Rencana Rumah Subsidi 18m2 : IAI Menilai Pemerintah Kurang Peduli Terhadap Hak Masyarakat untuk Hidup Layak.

0
Forum diskusi bersama IAI terkait Polemik Rumah Subsidi 18m²

PENTAS TV –  Wancana Pembangunan rumah subsidi seluas 18 meter persegi menuai kritikan dari beberapa kalangan, termasuk para arsitek yang menilai pendekatan tersebut mengabaikan prinsip dasar kehidupan layak. Dalam diskusi publik bertajuk “Polemik Rumah Subsidi 18m²” yang digelar di Bandung, Ketua Umum Ikatan Arsitek Indonesia (IAI), Georgius Budi Yulianto, mengingatkan bahwa hunian yang layak tidak cukup diukur dari terpenuhinya atap dan dinding. Rumah, menurutnya, memiliki fungsi sosial, psikologis, dan kesehatan yang krusial bagi penghuninya.

“Ketika ruang hidup sangat terbatas, dampaknya bukan hanya fisik, tetapi juga emosional dan sosial,” ungkap Georgius

Ia mengutip berbagai studi yang menyebutkan bahwa keterbatasan ruang bisa memicu stres berkepanjangan, mengganggu tumbuh kembang anak, hingga memperbesar risiko penularan penyakit menular seperti TBC, yang masih menjadi momok di Indonesia.

Meski kebijakan terbaru dari Kementerian PUPR menetapkan standar rumah subsidi minimal 21 meter persegi, IAI menilai ukuran ini tetap jauh dari ideal. Minimnya ruang disebut dapat mereduksi fungsi dasar rumah sebagai tempat tumbuh bersama keluarga. Anak kehilangan ruang belajar, sementara orang tua kehilangan ruang privat.

Lebih jauh, Georgius menyinggung soal kesenjangan dalam penguasaan lahan sebagai akar masalah keterbatasan ruang. Ia menegaskan bahwa isu kekurangan lahan lebih disebabkan oleh distribusi yang tidak merata ketimbang ketiadaan ruang fisik.

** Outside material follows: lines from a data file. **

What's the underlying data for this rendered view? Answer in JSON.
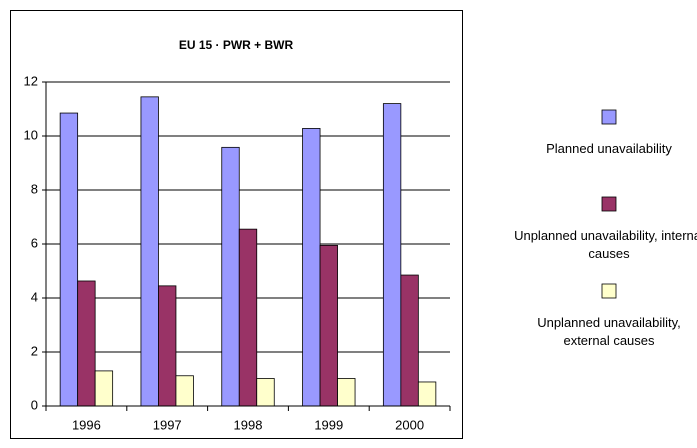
{
  "chart_data": {
    "type": "bar",
    "title": "EU 15  ·  PWR + BWR",
    "categories": [
      "1996",
      "1997",
      "1998",
      "1999",
      "2000"
    ],
    "series": [
      {
        "name": "Planned unavailability",
        "color": "#9999ff",
        "values": [
          10.85,
          11.45,
          9.58,
          10.28,
          11.2
        ]
      },
      {
        "name": "Unplanned unavailability, internal causes",
        "color": "#993366",
        "values": [
          4.63,
          4.45,
          6.55,
          5.95,
          4.85
        ]
      },
      {
        "name": "Unplanned unavailability, external causes",
        "color": "#ffffcc",
        "values": [
          1.3,
          1.12,
          1.02,
          1.02,
          0.89
        ]
      }
    ],
    "ylim": [
      0,
      12
    ],
    "yticks": [
      0,
      2,
      4,
      6,
      8,
      10,
      12
    ],
    "grid": true,
    "legend": "right"
  }
}
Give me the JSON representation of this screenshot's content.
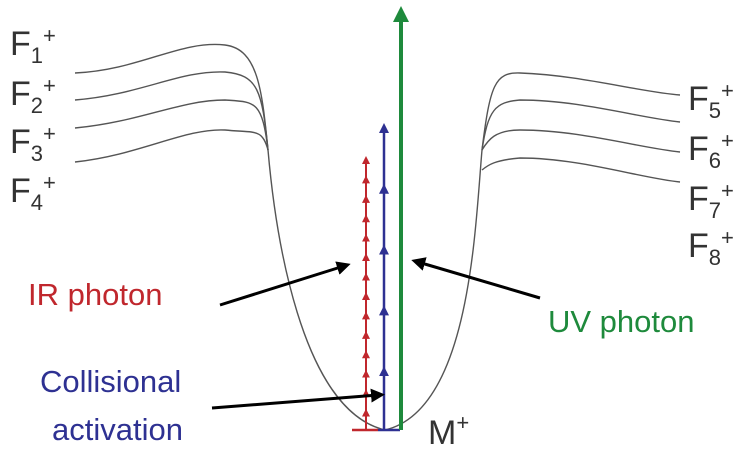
{
  "fragment_levels_left": [
    {
      "base": "F",
      "sub": "1",
      "sup": "+"
    },
    {
      "base": "F",
      "sub": "2",
      "sup": "+"
    },
    {
      "base": "F",
      "sub": "3",
      "sup": "+"
    },
    {
      "base": "F",
      "sub": "4",
      "sup": "+"
    }
  ],
  "fragment_levels_right": [
    {
      "base": "F",
      "sub": "5",
      "sup": "+"
    },
    {
      "base": "F",
      "sub": "6",
      "sup": "+"
    },
    {
      "base": "F",
      "sub": "7",
      "sup": "+"
    },
    {
      "base": "F",
      "sub": "8",
      "sup": "+"
    }
  ],
  "precursor_label": {
    "base": "M",
    "sup": "+"
  },
  "labels": {
    "ir_photon": "IR photon",
    "uv_photon": "UV photon",
    "collisional_line1": "Collisional",
    "collisional_line2": "activation"
  },
  "colors": {
    "ir": "#c0272d",
    "collisional": "#2e3192",
    "uv": "#1e8a3c",
    "curve": "#555555",
    "text": "#333333",
    "pointer": "#000000"
  },
  "activation_steps": {
    "ir_photon_steps": 14,
    "collisional_steps": 5,
    "uv_photon_steps": 1
  }
}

Georgius juga menjelaskan dari sisi teknis pembangunan, prototipe rumah subsidi yang sempat ditampilkan. Dijelaskan bahwa rumah dibangun menggunakan material lokal berbahan baja. Langkah ini dinilai sebagai upaya efisiensi dan pemanfaatan sumber daya lokal. Namun demikian, hal ini belum cukup menjawab pertanyaan terkait kenyamanan dan keberlanjutan jangka panjang.

“Struktur rumah memakai baja lokal, tiap rumah tidak rapat.  Ini justru seperti mengulang model rumah kampung tempo dulu,” ujarnya

Bagi IAI, konteks lokal dan budaya adalah pertimbangan penting. Standar nasional tidak bisa diterapkan seragam di semua daerah. “Rumah di Papua tidak bisa disamakan dengan rumah di Sumatera. Kita adalah negara kepulauan yang kaya akan keragaman budaya dan lingkungan. Arsitektur harus mencerminkan hal itu,” kata Georgius.

Menutup diskusi, IAI menekankan pentingnya kebijakan afirmatif. Setidaknya 30 persen dari area pemukiman di setiap wilayah perlu diprioritaskan untuk masyarakat berpenghasilan rendah (MBR), agar perumahan tak menjadi sumber baru ketimpangan sosial.